Les entrepreneurs de travaux réaffirment leurs revendications

Raphaël Lecocq

Gérard Napias, président de la Fédération nationale des entrepreneurs des territoires, à la tribune du 81ème congrès
Fnedt

A l’occasion de son 81ème congrès national, la Fédération nationale des entrepreneurs des territoires (Fnedt) a réitéré ses revendication concernant plusieurs dossiers, dont le Crédit impôt compétitivité emploi et la certification phytosanitaire.
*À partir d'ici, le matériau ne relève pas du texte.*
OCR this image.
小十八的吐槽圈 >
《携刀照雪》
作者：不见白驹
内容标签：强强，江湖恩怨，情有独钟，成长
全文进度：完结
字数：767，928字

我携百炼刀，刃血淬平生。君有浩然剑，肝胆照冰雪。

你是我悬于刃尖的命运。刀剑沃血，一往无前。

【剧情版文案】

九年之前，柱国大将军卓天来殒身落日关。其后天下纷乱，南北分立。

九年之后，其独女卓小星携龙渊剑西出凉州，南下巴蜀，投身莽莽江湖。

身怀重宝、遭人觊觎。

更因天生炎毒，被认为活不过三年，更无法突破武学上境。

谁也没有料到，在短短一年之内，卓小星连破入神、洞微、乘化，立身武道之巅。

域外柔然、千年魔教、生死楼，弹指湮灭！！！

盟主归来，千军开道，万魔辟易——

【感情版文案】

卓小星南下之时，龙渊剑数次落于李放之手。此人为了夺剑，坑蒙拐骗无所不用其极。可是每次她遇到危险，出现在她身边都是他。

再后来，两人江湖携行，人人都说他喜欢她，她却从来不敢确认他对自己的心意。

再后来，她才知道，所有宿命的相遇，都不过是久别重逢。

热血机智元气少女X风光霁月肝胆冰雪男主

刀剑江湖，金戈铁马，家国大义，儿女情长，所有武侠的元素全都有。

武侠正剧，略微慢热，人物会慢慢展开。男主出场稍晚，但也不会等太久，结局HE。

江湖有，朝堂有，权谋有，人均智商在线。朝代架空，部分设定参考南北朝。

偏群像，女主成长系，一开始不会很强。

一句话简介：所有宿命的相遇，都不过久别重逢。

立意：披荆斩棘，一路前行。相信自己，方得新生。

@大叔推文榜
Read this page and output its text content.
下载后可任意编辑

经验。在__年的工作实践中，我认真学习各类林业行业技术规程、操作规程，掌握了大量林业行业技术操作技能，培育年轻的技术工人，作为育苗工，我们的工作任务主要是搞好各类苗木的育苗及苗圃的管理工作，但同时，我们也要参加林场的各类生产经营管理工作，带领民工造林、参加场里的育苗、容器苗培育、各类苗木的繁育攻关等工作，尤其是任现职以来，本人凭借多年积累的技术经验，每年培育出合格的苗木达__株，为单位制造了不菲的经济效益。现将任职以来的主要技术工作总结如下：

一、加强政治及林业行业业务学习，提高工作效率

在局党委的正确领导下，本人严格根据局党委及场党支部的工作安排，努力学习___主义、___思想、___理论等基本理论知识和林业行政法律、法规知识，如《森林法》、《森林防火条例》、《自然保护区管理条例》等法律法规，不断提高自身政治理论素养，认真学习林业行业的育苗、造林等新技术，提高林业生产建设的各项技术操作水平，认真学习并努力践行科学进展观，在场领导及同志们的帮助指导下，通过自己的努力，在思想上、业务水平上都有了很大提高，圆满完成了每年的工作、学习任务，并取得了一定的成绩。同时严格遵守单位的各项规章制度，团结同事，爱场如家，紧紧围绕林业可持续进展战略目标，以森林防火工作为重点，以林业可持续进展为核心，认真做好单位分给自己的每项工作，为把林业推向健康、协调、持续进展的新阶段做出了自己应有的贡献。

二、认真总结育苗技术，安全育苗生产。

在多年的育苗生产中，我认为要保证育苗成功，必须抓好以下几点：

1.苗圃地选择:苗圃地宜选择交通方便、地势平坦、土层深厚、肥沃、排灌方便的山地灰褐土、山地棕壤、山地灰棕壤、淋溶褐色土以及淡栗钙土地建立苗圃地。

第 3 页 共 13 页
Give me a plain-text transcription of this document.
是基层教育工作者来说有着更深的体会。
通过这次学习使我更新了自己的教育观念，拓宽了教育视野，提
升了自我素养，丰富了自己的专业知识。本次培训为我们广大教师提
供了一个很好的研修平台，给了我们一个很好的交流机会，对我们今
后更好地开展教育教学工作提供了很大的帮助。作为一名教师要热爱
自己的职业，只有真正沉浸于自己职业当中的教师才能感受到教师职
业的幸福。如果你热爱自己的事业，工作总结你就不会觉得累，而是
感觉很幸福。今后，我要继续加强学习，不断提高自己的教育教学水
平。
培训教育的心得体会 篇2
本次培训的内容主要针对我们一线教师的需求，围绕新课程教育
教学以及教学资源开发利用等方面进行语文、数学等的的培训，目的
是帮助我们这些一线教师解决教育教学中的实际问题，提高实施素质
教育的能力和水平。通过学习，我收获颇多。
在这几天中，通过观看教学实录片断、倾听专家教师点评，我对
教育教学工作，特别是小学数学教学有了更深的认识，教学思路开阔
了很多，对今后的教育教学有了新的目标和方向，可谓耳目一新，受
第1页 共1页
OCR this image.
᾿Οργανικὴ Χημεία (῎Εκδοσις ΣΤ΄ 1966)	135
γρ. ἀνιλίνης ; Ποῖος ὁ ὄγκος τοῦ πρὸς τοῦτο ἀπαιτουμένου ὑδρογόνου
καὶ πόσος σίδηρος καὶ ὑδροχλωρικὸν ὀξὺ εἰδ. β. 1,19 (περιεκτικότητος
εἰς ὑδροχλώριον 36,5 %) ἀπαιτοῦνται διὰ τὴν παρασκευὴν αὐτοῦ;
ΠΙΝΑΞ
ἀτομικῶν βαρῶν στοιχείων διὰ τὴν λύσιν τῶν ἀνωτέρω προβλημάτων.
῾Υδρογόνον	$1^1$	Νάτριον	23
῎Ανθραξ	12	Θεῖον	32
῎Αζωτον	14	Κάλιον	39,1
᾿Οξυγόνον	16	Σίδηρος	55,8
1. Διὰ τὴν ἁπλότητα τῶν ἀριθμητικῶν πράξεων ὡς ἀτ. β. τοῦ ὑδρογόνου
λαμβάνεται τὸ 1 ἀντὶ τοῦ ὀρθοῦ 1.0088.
En mars dernier, le ministre de l’agriculture Stéphane Le Foll avait répondu à une invitation de la Fnedt en se rendant sur le site de la Sarl Léveillé, une entreprise de travaux agricoles et ruraux située dans la Sarthe. Deux mois plus tard, à l’occasion de son 81ème congrès annuel, la Fédération a jugé bon de réitérer certaines de ses revendications, visiblement restées sans suite. « Les entrepreneurs préfèrent tenir que voir venir » s’est exprimé Gérard Napias, président de la Fnedt, à propos du Crédit impôt compétitivité emploi et du manque de garanties qu’il présente quant au dispositif de préfinancement pour les très petites entreprises. Même impatience concernant l’usage du Gazole non routier. Selon la Fnedt, plusieurs de ses adhérents ont été verbalisés par les services des douanes au motif que les prestations réalisées ne relevaient pas d’activités agricoles pures et dures. De ce fait, le réservoir de leur tracteur aurait dû contenir du gazole blanc et non du Gazole non routier rouge et détaxé. « Fort heureusement, personne ne s’était demandé ce qu’il y avait dans le réservoir des tracteurs pour déneiger les routes en France à la mi-mars », a ironisé Gérard Napias.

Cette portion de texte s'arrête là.